Desta forma, ele considera que a cultura junina se renova com novas possibilidades e aquece ainda mais a economia local no período.
Agenda cheia para maquiadores
Maquiadores fecham pacotes fixos para acompanhar brincantes no período junino
Arquivo Pessoal
Alguns dos profissionais vivenciam de perto a intensidade da rotina dos brincantes no período junino. É o caso dos maquiadores, que precisam preparar o visual dos componentes para cada noite de apresentação.
Uma forma de organizar a agenda é fechar um pacote de valores para um grupo fixo de pessoas. Para a maquiadora Katty Silva, de 38 anos, o compromisso de 2025 é acompanhar cinco brincantes da Ceará Junino por onde elas forem. Em alguns anos, essa é a rotina dos meses de junho, julho e até em alguns dias de agosto.
"A minha agenda que é fora do São João, eu só abro depois que eu sei a agenda da quadrilha. Porque nesse período, as meninas são as prioridades para mim. Eu abro exceção ou para quem agendou muito antes ou para cliente que consegue um horário meu livre", detalha Katty.
Mesmo cuidando apenas de cinco brincantes de forma fixa, as mais de 40 damas que dançam pela Ceará Junino também levam o estilo de Katty. Isso porque é ela quem planeja a maquiagem que vira o padrão da quadrilha para aquela temporada, se envolvendo nas reuniões de criação desde o início para pensar numa maquiagem que converse com o tema e o figurino.
Para quem não tem condições de pagar um maquiador profissional, ela conduz um curso gratuito de automaquiagem, que dura cerca de um mês. A ferramenta é para que as outras brincantes consigam ajudar umas às outras na preparação, além de reduzir os custos para participar da festa.

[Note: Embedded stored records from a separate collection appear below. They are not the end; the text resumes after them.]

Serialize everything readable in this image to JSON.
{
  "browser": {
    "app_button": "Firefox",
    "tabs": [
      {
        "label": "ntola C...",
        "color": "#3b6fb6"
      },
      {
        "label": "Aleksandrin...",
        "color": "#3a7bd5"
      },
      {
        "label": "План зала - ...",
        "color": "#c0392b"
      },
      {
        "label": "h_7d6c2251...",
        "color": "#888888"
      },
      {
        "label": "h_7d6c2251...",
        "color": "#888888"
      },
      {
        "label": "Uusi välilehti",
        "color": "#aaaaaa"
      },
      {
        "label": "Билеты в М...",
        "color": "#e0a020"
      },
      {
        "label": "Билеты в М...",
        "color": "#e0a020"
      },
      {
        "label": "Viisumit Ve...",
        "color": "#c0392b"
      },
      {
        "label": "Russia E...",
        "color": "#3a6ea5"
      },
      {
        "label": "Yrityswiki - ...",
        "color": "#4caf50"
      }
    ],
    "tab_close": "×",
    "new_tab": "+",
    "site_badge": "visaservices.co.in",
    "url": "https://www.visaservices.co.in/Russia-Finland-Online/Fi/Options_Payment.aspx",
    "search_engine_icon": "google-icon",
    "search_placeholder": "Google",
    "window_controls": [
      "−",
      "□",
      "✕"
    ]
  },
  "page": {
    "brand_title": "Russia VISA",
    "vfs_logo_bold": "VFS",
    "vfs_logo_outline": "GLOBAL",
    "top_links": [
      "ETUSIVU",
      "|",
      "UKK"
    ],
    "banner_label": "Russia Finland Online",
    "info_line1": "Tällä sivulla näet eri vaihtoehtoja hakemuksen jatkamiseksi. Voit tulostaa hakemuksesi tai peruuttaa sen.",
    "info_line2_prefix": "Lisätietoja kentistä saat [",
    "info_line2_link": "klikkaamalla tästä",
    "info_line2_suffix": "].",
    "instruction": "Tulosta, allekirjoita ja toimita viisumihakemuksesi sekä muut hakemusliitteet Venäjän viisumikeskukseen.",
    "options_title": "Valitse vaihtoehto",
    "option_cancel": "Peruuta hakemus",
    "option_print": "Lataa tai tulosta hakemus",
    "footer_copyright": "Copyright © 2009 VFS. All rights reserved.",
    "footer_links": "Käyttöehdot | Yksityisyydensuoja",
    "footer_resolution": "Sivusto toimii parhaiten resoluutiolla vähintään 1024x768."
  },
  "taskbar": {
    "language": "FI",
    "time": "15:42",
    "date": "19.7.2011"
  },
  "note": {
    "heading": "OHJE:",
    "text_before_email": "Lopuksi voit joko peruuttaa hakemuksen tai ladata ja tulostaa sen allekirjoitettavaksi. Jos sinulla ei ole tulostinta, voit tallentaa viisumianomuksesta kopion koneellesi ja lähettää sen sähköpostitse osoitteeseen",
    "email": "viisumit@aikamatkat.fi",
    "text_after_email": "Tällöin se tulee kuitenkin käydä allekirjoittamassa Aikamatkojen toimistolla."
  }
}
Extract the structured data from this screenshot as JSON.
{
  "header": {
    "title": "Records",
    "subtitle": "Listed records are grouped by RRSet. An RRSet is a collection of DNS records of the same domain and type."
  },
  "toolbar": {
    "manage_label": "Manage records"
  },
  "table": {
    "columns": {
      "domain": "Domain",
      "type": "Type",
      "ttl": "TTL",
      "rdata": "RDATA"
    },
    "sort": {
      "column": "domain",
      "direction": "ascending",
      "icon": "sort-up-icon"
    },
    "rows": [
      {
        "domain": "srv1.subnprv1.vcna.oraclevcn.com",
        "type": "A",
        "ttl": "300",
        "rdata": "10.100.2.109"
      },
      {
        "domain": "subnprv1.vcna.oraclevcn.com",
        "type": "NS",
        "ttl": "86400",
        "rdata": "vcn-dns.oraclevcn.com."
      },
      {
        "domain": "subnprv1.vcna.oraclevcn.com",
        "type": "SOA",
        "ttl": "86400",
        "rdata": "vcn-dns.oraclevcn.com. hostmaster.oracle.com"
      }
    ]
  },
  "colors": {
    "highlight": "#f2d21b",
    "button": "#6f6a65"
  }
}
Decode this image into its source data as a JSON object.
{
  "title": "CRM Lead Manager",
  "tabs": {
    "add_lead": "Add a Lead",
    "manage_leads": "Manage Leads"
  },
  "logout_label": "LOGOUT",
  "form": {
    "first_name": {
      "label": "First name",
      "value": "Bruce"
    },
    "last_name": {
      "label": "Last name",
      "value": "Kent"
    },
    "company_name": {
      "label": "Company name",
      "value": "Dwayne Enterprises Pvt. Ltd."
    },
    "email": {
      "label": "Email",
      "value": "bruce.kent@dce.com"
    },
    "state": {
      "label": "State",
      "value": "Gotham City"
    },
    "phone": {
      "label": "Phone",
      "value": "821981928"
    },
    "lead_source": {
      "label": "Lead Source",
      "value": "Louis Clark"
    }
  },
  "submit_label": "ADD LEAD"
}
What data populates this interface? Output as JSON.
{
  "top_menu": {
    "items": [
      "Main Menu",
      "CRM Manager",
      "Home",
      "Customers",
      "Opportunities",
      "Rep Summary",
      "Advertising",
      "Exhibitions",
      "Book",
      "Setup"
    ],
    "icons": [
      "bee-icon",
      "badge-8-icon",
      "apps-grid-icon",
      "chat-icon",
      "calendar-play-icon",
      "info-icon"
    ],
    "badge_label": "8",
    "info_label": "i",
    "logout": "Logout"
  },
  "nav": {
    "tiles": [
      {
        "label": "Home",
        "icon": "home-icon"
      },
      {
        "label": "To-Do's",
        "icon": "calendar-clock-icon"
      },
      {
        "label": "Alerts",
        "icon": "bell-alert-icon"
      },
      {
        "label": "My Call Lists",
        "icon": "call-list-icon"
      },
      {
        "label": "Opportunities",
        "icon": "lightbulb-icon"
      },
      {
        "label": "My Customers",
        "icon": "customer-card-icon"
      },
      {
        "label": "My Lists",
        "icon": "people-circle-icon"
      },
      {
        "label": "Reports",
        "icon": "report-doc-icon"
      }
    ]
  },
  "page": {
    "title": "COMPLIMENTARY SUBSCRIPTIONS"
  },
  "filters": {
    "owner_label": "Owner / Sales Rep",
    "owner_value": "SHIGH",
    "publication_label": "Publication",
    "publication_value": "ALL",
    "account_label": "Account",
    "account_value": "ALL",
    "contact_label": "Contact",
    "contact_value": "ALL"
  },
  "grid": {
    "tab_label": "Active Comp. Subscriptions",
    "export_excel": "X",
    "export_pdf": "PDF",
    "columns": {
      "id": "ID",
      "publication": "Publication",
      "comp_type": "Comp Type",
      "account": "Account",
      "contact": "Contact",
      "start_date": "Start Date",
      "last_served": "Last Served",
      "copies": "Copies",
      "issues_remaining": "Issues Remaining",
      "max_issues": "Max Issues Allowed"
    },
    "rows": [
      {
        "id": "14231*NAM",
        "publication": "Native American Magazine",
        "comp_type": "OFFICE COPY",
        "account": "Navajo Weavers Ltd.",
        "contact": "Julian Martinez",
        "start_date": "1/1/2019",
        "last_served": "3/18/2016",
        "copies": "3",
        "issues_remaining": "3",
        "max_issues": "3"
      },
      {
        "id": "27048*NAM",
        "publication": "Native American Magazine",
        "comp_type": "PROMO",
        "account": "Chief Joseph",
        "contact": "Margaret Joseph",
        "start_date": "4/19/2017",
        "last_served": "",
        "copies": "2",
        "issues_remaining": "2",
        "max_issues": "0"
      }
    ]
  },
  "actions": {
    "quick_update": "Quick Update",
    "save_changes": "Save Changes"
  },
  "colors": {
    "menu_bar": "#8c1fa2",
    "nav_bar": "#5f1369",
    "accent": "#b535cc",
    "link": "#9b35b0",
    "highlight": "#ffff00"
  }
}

Katty afirma que essa oportunidade já deu frutos no grupo, com algumas brincantes que descobriram o talento para a maquiagem profissional. Com isso, a história da própria Katty se repete: ela começou a se interessar pela maquiagem quando, em meados dos anos 2000, dançava quadrilha e quis acompanhar a tendência de compor looks mais elaborados.
Depois de um curso profissionalizante, ela passou a trabalhar com maquiagem social e encontrou uma fonte de renda. "Eu acabei me apaixonando por causa de uma necessidade do São João. E isso mudou minha vida em todos os sentidos", declara.